A new phrase has crept into the language: helicopter parents. It refers to a growing custom of parents hovering over their children to protect them against the hazards and temptations of modern life. The hovering now extends to one of the age-old bastions of youth independence – summer camp.
Camp Meriwether, a Boy Scout camp on the coast of Oregon, has begun to let parents stay there with their children through the entire week to help them with crafts and to see that they are happy. Thirty percent of the campers bring their parents along, and they eat together family style at round tables in the big mess hall.
The system has spread to many of the nation’s summer camps, sometimes throughout their summer schedules and sometimes in special “family weeks.” Even without going along to camp, parents increasingly watch over their children through videos on camp Web sites and through frequent e-mails and cell phone communication.
Here in Maine, the Echo Lake Camp on Mount Desert Island next to Acadia National Park offers entirely family camping for one-week periods. Ned Mitchell, who with his wife, Mary, runs the camp, sees benefits in both family camping and the old-style of summer camp as a means of getting children away from their parents for a week or more. He says the temporary separation builds independence and self-confidence.
Parental hovering in summer camps got a big boost after the 2001 terrorist attacks. Many parents became fearful about being apart from their children even overnight, let alone for a week or more. That concern came on top of worries about accidents, poison ivy, wild animals, and association with a lot of unvetted strangers, perhaps from far different backgrounds.
Another influence may have been uneasiness or even guilt over never finding enough time for close association with the children. A week or two at summer with the children can amount to a family vacation.

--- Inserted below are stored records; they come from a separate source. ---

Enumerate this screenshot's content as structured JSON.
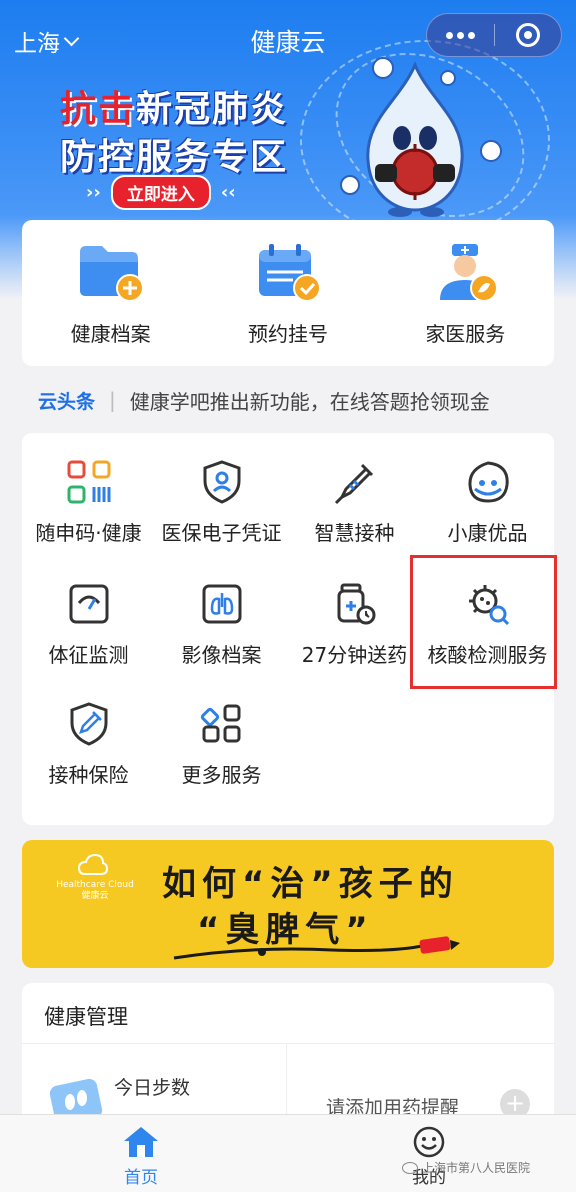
{
  "header": {
    "city": "上海",
    "title": "健康云"
  },
  "banner": {
    "line1_red": "抗击",
    "line1_rest": "新冠肺炎",
    "line2": "防控服务专区",
    "arrows_left": "››",
    "enter_label": "立即进入",
    "arrows_right": "‹‹"
  },
  "quick_actions": [
    {
      "label": "健康档案",
      "icon": "folder-plus-icon"
    },
    {
      "label": "预约挂号",
      "icon": "calendar-check-icon"
    },
    {
      "label": "家医服务",
      "icon": "doctor-icon"
    }
  ],
  "news": {
    "brand": "云头条",
    "separator": "|",
    "text": "健康学吧推出新功能，在线答题抢领现金"
  },
  "services": [
    {
      "label": "随申码·健康",
      "icon": "qr-code-icon"
    },
    {
      "label": "医保电子凭证",
      "icon": "shield-user-icon"
    },
    {
      "label": "智慧接种",
      "icon": "syringe-icon"
    },
    {
      "label": "小康优品",
      "icon": "mascot-icon"
    },
    {
      "label": "体征监测",
      "icon": "gauge-icon"
    },
    {
      "label": "影像档案",
      "icon": "lungs-icon"
    },
    {
      "label": "27分钟送药",
      "icon": "pill-bottle-clock-icon"
    },
    {
      "label": "核酸检测服务",
      "icon": "virus-search-icon"
    },
    {
      "label": "接种保险",
      "icon": "shield-syringe-icon"
    },
    {
      "label": "更多服务",
      "icon": "grid-more-icon"
    }
  ],
  "promo": {
    "logo_text": "Healthcare Cloud",
    "logo_sub": "健康云",
    "line1": "如何“治”孩子的",
    "line2": "“臭脾气”"
  },
  "health": {
    "title": "健康管理",
    "steps_label": "今日步数",
    "med_label": "请添加用药提醒",
    "plus": "+"
  },
  "tabs": [
    {
      "label": "首页",
      "icon": "home-icon",
      "active": true
    },
    {
      "label": "我的",
      "icon": "smiley-icon",
      "active": false
    }
  ],
  "watermark": "上海市第八人民医院",
  "colors": {
    "primary_blue": "#1f7ef0",
    "accent_red": "#e8222d",
    "promo_yellow": "#f6c922",
    "highlight_border": "#e53030"
  }
}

Still, children need to grow up, learn how to resolve problems and make decisions on their own. The Associated Press recently quoted a clinical psychologist and camp consultant as calling it a bad idea to let campers bring laptop computers and cell phones with them. The article told of a Wisconsin camp that posts 60 photos a day of campers on its Web site, but the director kept getting calls from parents who said their children didn’t look happy in the photos.
The director of a camp on Lake Winnipesaukee in New Hampshire says high technology increases homesickness. He said that nine out of 10 times, if a kid gets on the phone with a parent, the parents will come and pick the child up early.
It’s a matter of apron strings. Sometime you have to let them go.